The results of running these benchmarks against each revision of java hexdump (and the reference cygwin od) are shown in the following table - times are shown in the following format minutes:seconds.tenths
.
program benchmark1 benchmark2
od -c 0:00.5 0:48
hexdump v1 0:06.4 7:20
hexdump v2 0:06.4 7:20
hexdump v3 0:00.9 0:42
hexdump v4 0:00.7 [failed]
hexdump v5 0:00.5 0:21
V4 was something of a gamble - it creates a single string buffer for the entire output file in one in-memory buffer. This is great for small files, but suicidal for large ones (in my defense, the original testfile I used for benchmark 2 was a lot smaller). V4 fails on benchmark2 as it can't allocate the RAM necessary for that large file. Sure, I could run the JVM with a bigger heap, but that's only postponing the problem.
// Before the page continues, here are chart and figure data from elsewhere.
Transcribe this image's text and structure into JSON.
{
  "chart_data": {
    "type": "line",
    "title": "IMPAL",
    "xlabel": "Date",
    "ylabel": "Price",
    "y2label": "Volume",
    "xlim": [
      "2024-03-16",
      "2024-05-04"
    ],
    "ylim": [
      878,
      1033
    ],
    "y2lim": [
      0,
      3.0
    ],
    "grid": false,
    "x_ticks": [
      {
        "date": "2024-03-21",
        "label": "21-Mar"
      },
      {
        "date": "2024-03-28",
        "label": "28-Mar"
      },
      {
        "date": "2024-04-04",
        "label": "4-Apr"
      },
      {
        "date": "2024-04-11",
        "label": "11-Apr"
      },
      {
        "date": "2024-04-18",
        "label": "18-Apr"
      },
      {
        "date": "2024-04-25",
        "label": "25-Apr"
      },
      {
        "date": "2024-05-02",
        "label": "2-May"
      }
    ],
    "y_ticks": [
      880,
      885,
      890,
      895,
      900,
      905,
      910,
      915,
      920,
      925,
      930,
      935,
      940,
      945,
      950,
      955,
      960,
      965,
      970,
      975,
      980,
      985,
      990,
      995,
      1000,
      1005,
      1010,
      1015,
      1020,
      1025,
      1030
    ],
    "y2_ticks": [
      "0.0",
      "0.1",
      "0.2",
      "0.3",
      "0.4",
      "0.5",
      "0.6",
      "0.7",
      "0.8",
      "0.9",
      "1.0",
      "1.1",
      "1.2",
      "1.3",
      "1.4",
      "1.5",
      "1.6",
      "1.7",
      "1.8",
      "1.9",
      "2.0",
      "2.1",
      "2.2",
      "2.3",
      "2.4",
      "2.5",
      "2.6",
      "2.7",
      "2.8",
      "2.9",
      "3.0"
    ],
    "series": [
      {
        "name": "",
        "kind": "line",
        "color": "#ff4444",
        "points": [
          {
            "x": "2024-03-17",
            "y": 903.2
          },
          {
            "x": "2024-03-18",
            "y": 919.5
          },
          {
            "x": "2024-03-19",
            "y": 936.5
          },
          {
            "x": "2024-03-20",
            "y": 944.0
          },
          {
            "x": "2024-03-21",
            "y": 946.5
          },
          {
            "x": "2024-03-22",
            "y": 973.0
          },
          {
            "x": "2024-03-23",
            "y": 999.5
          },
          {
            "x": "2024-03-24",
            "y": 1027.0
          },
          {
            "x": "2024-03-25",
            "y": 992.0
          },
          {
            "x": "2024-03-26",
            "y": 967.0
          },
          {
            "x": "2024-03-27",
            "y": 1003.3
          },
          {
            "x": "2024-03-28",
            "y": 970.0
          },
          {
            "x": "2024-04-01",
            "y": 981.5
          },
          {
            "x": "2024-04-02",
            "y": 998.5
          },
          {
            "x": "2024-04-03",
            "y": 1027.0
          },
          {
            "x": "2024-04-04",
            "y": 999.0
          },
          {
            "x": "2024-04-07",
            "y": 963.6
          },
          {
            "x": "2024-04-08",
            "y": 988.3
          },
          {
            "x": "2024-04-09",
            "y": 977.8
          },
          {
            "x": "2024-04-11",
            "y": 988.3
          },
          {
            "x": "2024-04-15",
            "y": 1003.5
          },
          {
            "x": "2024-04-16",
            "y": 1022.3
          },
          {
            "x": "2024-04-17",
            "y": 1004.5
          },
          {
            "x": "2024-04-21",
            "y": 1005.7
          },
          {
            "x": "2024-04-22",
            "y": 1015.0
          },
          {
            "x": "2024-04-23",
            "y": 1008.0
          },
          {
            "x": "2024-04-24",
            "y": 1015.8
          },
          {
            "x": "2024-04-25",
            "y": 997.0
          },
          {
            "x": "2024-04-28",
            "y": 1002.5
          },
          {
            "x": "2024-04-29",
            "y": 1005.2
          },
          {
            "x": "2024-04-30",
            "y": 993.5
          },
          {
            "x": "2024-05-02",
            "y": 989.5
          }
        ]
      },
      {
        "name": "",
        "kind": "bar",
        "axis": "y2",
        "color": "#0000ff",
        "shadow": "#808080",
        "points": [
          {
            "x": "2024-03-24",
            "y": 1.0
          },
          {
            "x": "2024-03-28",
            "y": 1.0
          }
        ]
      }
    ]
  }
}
On older Java platforms, JVMs typically featured a sizeable delay between being started and actually starting to run the target program. This initialisation gap was mostly due to classloading and quickening of dozens or hundreds of individual classes needed to get even the most elementary Java environment running. This was one of the major reasons why writing unix-style single-function command line utilities in java was a problem (where each invocation would need around ten seconds to get going). Later JDK versions, particularly JDK1.4, start up very quickly.
This also shows that non-synchronised StringBuffers, and economical use of the synchronised in
and out
objects, can make for major improvements in I/O performance. Lastly, it shows that, with modern JVM software, there's no reason why Java software has to be slow.